“Voglio la mamma”. Figlia rifiuta il papà, insegnate interviene e scatta la lite

Pubblicato il 18 Ottobre 2012 12:04 | Ultimo aggiornamento: 18 Ottobre 2012 12:07
Bimba rifiuta il papà che va a prenderla a scuola

VENEZIA – “Voglio la mamma“. Il papà la aspetta fuori scuola, la figlia lo vede e si rintana nell’istituto, una scuola media di Mestre. La ragazzina urla, il padre la insegue. Una scena che non poteva passare inosservata, soprattutto dopo il caso del video choc di Cittadella.

E’ allora che un’insegnante di un’altra classe interviene in difesa della piccola, suscitando le ire del padre, scrive il Gazzettino. L’uomo avrebbe aggredito verbalmente la docente, che spaventata chiama la polizia. Gli agenti arrivano a scuola, ma il diverbio è ormai concluso.

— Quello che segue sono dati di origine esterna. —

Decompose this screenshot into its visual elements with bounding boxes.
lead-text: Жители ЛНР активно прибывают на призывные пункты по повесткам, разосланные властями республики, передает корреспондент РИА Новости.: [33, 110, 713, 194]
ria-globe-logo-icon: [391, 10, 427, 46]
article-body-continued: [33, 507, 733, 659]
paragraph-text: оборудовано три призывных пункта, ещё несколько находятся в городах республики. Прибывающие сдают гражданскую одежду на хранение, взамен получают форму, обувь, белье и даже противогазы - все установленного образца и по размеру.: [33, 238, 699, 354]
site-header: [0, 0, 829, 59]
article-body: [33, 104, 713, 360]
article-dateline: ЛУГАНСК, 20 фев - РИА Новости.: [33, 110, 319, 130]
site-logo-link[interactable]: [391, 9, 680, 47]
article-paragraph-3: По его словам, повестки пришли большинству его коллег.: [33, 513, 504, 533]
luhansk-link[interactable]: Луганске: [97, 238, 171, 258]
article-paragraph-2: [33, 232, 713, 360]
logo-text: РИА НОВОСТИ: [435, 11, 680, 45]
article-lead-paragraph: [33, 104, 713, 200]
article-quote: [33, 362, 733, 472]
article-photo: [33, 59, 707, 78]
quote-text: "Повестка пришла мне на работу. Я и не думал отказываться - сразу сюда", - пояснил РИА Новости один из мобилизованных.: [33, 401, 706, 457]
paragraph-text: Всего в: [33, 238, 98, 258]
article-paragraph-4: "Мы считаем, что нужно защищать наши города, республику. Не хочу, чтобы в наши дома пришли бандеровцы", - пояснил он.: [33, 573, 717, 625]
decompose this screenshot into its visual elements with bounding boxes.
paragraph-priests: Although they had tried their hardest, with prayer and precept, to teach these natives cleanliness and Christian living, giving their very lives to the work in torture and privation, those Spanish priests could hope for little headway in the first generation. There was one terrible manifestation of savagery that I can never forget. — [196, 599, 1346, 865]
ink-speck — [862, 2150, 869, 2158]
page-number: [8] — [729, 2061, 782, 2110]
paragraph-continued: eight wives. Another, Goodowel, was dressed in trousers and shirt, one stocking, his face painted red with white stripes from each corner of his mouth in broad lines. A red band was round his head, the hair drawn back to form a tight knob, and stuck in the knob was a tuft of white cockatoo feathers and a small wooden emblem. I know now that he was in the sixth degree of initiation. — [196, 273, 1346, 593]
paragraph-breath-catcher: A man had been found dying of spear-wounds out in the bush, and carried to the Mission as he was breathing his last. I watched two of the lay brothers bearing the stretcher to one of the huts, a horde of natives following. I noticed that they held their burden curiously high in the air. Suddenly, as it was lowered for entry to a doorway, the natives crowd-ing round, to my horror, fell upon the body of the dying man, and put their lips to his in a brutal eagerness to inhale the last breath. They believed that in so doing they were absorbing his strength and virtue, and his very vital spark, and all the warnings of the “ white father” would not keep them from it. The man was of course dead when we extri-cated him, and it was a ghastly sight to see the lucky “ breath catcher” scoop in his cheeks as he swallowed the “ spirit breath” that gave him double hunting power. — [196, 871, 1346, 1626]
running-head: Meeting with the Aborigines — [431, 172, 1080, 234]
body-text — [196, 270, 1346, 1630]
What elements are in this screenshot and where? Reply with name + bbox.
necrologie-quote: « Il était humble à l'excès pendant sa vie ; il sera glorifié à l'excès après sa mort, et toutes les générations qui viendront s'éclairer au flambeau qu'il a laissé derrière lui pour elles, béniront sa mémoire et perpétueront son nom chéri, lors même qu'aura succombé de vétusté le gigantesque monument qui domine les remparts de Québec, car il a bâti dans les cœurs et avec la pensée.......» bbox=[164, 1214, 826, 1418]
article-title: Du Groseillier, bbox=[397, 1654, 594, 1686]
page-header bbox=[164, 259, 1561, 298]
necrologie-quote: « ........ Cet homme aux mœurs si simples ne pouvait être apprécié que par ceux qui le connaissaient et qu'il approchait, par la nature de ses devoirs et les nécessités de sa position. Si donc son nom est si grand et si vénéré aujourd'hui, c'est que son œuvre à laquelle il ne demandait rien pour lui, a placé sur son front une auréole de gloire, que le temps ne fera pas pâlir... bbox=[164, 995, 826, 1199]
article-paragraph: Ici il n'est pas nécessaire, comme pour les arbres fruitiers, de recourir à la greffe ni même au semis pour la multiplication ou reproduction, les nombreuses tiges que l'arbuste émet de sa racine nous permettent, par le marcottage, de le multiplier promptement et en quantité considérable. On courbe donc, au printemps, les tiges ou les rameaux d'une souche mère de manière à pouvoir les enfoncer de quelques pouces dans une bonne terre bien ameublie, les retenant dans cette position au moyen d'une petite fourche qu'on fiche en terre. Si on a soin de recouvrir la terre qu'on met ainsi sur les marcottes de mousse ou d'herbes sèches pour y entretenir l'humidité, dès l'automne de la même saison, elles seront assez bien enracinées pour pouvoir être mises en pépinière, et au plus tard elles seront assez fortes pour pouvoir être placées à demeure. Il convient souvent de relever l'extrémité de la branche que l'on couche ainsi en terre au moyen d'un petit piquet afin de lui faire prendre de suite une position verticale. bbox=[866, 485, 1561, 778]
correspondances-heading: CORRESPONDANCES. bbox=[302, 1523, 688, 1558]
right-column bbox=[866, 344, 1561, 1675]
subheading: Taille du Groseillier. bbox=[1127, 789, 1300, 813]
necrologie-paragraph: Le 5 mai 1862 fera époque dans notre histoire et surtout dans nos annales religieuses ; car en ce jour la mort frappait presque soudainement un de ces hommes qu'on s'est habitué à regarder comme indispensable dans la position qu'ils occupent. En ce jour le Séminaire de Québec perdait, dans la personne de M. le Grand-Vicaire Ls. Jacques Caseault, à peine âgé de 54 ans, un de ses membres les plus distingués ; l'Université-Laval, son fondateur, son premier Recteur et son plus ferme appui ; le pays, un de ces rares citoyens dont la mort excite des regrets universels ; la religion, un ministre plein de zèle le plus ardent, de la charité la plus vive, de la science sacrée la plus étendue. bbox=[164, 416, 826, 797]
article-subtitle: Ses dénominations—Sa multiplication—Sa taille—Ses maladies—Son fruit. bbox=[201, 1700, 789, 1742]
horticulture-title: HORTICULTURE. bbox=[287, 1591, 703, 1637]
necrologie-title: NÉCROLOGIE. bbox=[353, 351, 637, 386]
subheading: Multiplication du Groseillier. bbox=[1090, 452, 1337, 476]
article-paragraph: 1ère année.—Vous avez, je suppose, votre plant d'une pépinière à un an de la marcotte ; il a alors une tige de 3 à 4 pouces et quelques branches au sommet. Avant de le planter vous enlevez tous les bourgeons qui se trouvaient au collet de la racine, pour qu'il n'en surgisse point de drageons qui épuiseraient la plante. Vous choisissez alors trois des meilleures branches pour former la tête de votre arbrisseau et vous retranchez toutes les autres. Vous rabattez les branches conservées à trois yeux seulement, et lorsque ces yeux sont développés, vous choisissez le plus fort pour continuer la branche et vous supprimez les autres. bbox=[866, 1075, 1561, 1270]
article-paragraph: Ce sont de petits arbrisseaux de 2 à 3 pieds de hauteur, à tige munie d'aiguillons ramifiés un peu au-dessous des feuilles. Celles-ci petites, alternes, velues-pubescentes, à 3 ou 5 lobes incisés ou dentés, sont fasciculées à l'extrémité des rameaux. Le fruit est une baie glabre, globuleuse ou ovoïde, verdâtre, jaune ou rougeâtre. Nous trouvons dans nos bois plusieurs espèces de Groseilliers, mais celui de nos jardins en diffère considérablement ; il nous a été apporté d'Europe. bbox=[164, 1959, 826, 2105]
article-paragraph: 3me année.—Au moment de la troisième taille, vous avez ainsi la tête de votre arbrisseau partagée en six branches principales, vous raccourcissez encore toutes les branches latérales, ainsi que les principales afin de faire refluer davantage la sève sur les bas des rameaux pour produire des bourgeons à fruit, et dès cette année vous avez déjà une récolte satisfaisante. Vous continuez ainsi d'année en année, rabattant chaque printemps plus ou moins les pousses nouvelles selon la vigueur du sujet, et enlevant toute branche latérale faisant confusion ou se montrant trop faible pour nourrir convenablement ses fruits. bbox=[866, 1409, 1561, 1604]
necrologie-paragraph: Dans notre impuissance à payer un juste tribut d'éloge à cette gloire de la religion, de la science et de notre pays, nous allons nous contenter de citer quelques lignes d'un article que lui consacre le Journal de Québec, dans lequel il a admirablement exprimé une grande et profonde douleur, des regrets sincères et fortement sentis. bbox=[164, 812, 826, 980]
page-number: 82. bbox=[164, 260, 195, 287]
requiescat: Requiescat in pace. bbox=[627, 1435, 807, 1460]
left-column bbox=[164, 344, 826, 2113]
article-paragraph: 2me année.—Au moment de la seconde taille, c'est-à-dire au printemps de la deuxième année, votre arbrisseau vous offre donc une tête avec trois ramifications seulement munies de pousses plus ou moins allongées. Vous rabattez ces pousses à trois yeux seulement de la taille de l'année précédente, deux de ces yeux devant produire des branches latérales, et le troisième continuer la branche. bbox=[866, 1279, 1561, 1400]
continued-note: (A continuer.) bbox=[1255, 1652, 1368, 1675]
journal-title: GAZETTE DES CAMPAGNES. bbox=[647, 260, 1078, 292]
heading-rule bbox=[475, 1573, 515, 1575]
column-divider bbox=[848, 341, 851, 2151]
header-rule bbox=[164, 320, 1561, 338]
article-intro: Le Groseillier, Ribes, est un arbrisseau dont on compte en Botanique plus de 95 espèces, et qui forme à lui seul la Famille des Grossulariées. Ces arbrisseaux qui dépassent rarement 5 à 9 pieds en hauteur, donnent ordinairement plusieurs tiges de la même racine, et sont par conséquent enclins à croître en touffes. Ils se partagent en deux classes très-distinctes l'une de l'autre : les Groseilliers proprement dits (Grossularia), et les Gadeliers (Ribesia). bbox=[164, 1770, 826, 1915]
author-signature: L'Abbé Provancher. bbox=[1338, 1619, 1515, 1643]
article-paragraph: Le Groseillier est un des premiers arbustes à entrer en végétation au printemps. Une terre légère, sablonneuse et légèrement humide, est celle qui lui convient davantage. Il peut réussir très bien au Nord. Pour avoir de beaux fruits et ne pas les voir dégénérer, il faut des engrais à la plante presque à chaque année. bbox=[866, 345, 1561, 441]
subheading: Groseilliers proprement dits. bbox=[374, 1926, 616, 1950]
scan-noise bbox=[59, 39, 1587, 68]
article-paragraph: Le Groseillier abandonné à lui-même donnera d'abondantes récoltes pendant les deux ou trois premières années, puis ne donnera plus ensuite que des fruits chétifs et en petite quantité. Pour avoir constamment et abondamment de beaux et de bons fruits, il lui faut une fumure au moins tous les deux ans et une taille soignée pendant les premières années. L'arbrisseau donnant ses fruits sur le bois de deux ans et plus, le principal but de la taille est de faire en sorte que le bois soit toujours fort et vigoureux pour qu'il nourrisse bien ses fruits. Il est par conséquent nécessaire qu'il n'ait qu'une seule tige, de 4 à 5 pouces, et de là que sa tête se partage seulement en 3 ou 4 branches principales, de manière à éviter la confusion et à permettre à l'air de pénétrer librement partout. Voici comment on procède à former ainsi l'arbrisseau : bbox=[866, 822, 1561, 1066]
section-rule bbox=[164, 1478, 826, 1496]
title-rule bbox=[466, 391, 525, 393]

Tutto inizia intorno alle 13, orario di uscita dalla scuola. Il papà va a prendere la figlia, che frequenta la prima media, ma lo rifiuta invocando la mamma. I genitori della ragazzina sono separati ed hanno ottenuto l’affidamento condiviso. Davanti alla reazione agitata della bambina interviene una docente, scrive il Gazzettino:

“A questo punto che la situazione rischia di precipitare con il genitore che mal tollera quella che interpreta come una intromissione inopportuna e sconsiderata di una estranea e va in escandescenze, pare aggredendo verbalmente la docente. Lui ha tutto il diritto di occuparsi della figlia e non sta commettendo alcun abuso o sopruso. Il diverbio fra i due risulta piuttosto acceso e veemente, condito sembra da offese e insulti, tanto da spingere la donna a chiamare il 113 intimorita dall’inaspettata reazione”.

La vicenda di Leonardo, il bimbo di Cittadella conteso dai genitori e portato via dalla polizia, è un ricordo ancora troppo forte, scrive il quotidiano:

“Fortunatamente non si trattava di una lite fra genitori come all’inizio si era potuto ipotizzare. Certo è che l’episodio avrebbe evidenziato per lo meno il disagio dalla ragazzina, la quale si è tranquillizzata solo alla vista della madre con cui poi è rientrata a casa”.

Per la bambina tutto si è concluso bene. La mamma l’ha riportata a casa e non ci saranno ripercussioni per quel padre che cercava di tenerla con sé, come previsto dall’affidamento condiviso. Nessuno “strascico penale”, scrivo il Gazzettino, a meno che a denunciare non sia la docente o lo stesso uomo:

“Da quanto si è potuto appurare non vi saranno strascichi penali a meno che la professoressa – che non ha fra i suoi allievi la bambina in questione – o lo stesso genitore decidano di procedere a querela di parte. Ma una volta conclusi gli approfondimenti sull’accaduto, scatterà comunque da parte della polizia una segnalazione al Tribunale dei minori”.